Wenn der Muezzin zum Freitagsgebet ruft
Von hier aus soll der Ruf erklingen: Die Minarette der Rendsburger Moschee sind 26 Meter hoch.
Vor der Moschee ist erkennbar, wenn es Zeit wird für das Freitagsgebet. Autos fahren vor, Männer stehen plaudernd in Grüppchen beisammen. Währenddessen hält Imam Yasar Karaman im Gebetsraum bereits seinen Vortrag. Danach beginnt das Gebet. Doch der Gebetsruf ist nur im Innern der - fast fertiggestellten - Moschee zu vernehmen.
"Es wäre hilfreich, wenn der Ruf auch draußen zu hören wäre", sagt Mercan Mergen. Denn der Gebetsbeginn richtet sich nach dem Sonnenstand - und so ändert sich der Beginn jeden Tag um wenige Minuten.

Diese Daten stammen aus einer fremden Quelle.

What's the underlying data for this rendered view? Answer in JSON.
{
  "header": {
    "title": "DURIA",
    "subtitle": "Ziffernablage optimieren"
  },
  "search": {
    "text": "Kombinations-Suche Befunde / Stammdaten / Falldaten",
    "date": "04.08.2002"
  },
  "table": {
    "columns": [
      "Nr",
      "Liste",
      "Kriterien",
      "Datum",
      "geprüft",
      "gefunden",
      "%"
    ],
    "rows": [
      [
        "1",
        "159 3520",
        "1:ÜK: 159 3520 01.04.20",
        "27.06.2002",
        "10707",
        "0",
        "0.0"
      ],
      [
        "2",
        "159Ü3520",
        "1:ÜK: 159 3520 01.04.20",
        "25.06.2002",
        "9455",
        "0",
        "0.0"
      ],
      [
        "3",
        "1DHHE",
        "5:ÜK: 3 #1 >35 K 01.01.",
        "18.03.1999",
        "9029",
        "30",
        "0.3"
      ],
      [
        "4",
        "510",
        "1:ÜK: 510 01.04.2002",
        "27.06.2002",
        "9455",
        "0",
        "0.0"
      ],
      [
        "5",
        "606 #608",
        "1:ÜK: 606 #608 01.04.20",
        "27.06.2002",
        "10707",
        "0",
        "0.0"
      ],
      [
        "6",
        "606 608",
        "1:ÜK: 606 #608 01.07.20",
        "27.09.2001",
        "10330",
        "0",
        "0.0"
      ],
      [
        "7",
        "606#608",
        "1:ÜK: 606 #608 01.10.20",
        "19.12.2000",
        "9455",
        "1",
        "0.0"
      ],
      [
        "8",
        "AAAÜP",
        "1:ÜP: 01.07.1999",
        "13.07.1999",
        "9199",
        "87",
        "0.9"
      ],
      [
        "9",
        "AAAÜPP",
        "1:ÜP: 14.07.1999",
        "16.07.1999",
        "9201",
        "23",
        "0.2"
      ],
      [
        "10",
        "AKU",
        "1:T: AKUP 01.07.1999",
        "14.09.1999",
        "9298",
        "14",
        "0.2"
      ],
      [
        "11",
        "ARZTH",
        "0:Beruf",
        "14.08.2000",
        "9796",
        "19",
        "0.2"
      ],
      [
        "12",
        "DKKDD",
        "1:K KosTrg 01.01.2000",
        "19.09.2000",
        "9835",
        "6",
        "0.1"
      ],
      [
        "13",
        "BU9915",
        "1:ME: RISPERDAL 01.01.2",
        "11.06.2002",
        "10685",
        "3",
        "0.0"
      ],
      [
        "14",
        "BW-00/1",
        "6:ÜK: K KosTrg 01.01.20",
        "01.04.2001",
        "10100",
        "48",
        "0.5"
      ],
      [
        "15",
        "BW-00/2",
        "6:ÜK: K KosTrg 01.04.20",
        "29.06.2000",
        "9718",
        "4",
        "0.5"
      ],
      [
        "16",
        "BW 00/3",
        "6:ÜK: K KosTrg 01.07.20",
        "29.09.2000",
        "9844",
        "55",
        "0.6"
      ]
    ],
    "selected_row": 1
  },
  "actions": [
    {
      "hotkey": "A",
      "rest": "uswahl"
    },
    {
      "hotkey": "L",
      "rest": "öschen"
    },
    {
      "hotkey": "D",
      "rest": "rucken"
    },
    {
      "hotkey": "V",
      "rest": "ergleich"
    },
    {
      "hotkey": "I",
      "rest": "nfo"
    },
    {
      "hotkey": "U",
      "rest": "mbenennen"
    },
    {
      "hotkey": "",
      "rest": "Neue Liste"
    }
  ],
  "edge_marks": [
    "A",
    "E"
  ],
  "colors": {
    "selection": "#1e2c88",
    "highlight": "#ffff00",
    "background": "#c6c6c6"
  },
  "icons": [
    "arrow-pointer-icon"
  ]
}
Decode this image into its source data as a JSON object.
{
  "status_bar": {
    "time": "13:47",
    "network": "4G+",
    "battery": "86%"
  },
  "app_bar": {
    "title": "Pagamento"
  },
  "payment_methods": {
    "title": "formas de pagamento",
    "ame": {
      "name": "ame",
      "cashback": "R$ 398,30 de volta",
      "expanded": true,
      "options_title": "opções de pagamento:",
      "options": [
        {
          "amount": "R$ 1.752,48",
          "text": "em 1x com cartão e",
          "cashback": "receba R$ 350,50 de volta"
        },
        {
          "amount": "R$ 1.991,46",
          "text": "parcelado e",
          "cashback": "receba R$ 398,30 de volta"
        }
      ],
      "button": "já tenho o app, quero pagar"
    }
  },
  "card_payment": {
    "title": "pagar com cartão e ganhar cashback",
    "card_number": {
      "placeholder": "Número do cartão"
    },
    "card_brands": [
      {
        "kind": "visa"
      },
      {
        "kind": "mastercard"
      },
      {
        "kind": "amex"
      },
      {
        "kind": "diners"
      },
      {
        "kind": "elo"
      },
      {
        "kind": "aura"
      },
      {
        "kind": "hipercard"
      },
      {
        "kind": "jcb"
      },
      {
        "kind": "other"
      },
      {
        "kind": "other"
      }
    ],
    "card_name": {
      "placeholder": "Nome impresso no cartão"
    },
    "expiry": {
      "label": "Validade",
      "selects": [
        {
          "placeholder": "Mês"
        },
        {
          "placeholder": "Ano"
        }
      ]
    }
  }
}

Eine Gebetsuhr im Innenraum zeigt die genauen Zeiten an.
Während der Imam über den Koran spricht, sitzen bereits die ersten Männer auf dem Teppich - der in einzelne Felder eingeteilt ist. Damit jeder einen Platz findet, erklärt Mercan Mergen. Denn "das Freitagsgebet ist für Männer Pflicht", erläutert der zweite Vorsitzende des Islamischen Zentrums. So kann es durchaus sein, dass sich bis zu 150 Männer - junge und alte, Türken und Afghanen - in dem Rendsburger Gotteshaus versammeln. Die Frauen können auf der Empore Platz nehmen. Allerdings sind an diesem Tag keine dort.

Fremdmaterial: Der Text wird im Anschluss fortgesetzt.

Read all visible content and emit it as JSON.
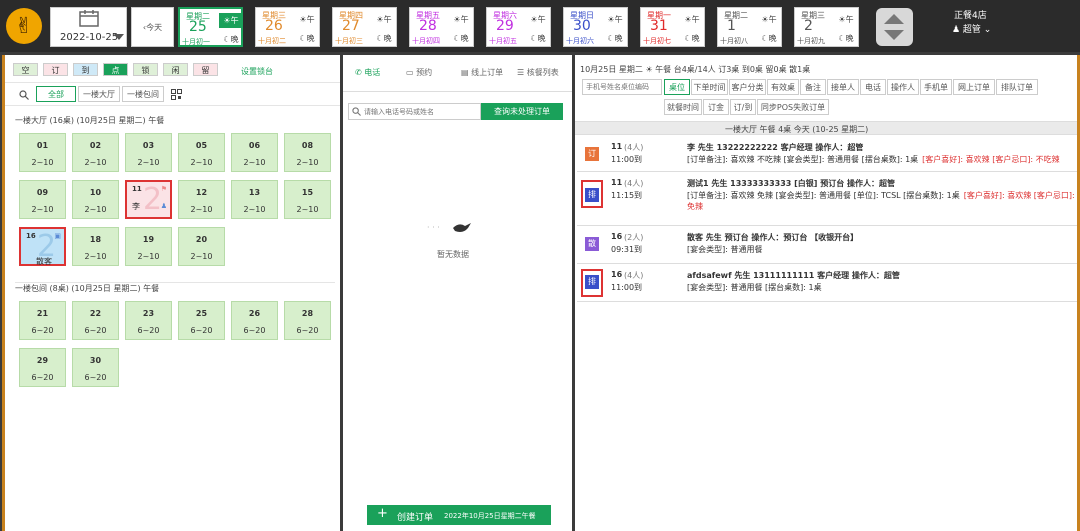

"Allah ist der Allergrößte", beginnt der Muezzin den Gebetsruf. Für den Laien ein typisch orientalischer Singsang. Angestimmt wird er von Gemeindemitgliedern mit einer guten Stimme. Gleichzeitig ein Lob auf Allah schließt der Ruf mit "Kommt her zum Gebet". Zwischen drei und fünf Minuten kann der Ruf dauern. In islamischen Ländern erklingt er vom Minarett. Allerdings würde der Ausrufer nicht dort oben stehen, von wo man in Rendsburg einen wunderbaren Ausblick auf die Umgebung hat. Der Ruf wird per Lautsprecher übertragen. Im Minarett der Rendsburger Moschee liegen die Kabel dafür schon bereit. Jetzt muss nur noch die Genehmigung erteilt werden.

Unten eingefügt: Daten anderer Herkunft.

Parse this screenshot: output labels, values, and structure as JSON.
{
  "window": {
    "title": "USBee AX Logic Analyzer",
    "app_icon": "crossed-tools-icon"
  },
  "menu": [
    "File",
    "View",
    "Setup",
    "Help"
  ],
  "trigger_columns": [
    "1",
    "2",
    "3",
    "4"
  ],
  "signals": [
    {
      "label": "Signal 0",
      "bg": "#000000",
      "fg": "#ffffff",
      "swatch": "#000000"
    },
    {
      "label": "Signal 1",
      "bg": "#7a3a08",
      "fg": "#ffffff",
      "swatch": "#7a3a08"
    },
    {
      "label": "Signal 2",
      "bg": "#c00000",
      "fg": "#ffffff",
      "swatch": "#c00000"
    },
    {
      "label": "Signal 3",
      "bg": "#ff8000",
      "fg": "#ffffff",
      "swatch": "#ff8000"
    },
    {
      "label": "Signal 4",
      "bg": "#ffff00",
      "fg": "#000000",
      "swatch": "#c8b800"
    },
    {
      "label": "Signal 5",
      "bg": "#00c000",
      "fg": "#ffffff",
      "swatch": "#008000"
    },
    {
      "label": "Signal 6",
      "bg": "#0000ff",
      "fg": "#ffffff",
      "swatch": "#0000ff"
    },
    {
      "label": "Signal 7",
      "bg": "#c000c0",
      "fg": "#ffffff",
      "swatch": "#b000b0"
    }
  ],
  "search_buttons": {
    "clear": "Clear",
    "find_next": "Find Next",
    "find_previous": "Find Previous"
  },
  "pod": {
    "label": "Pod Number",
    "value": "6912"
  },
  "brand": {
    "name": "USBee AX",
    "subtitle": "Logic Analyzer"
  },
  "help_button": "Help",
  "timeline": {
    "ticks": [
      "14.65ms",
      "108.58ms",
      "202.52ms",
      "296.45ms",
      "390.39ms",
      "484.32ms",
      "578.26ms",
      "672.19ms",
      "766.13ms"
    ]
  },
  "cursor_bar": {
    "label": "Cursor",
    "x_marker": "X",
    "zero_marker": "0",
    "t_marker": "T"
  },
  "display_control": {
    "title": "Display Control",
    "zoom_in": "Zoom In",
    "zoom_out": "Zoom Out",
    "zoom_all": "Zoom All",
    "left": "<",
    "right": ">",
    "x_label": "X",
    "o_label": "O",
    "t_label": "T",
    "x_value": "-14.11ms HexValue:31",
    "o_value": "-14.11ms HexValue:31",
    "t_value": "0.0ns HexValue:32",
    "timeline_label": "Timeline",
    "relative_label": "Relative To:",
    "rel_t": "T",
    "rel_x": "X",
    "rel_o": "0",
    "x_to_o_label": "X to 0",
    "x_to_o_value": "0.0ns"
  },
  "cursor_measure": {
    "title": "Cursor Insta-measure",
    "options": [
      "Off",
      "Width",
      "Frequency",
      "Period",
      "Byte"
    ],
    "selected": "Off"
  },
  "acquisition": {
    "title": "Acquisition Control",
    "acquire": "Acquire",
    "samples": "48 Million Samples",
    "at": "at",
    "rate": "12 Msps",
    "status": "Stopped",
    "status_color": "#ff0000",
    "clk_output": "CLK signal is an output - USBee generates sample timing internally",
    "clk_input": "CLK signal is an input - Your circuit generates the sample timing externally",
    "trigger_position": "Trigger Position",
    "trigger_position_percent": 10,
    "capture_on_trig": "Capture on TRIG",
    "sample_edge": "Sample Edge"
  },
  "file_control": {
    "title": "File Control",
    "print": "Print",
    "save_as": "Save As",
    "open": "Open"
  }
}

Vor einem Jahr hat das Islamische Zentrum den Antrag gestellt. Doch es muss noch ein Lärmgutachten erstellt werden, verlangt die Stadt. Das ist mit Kosten verbunden. "Wir benötigen das Geld momentan aber für die restlichen Baumaßnahmen", erklärt Mergen. Innerhalb von zehn Jahren ist - nur aus Spenden finanziert - der Bau an der Stadtgrenze zu Büdelsdorf entstanden. Im Erdgeschoss soll ein türkischer Laden mit Fleischverkauf angesiedelt werden. Denn: "Hier wird die Moschee anders genutzt, auch als Begegnungsstätte", erklärt Mergen.
Innerhalb der zehn Baujahre hätten sich die Anwohner an die Moschee gewöhnt, meint Mergen. Und sieht daher keine großen Probleme mit dem Ruf vom Minarett. Man sei "offen nach außen" und der Umgang mit den Nachbarn sei respektvoll. Schließlich gebe es auch keine Kirche ohne Glocken, fügt er hinzu. Seine letzten Worte gehen im Klingeln der Schranken und im Rattern des Zuges unter, der unmittelbar neben der Moschee vorbeifährt.
Bis zum öffentlichen Gebetsruf kann aber noch einige Zeit vergehen. Er hat nicht erste Priorität, eher symbolische Bedeutung, gesteht Mergen. Wichtiger ist dem Islamischen Zentrum, dass die Moschee noch in diesem Jahr eingeweiht wird.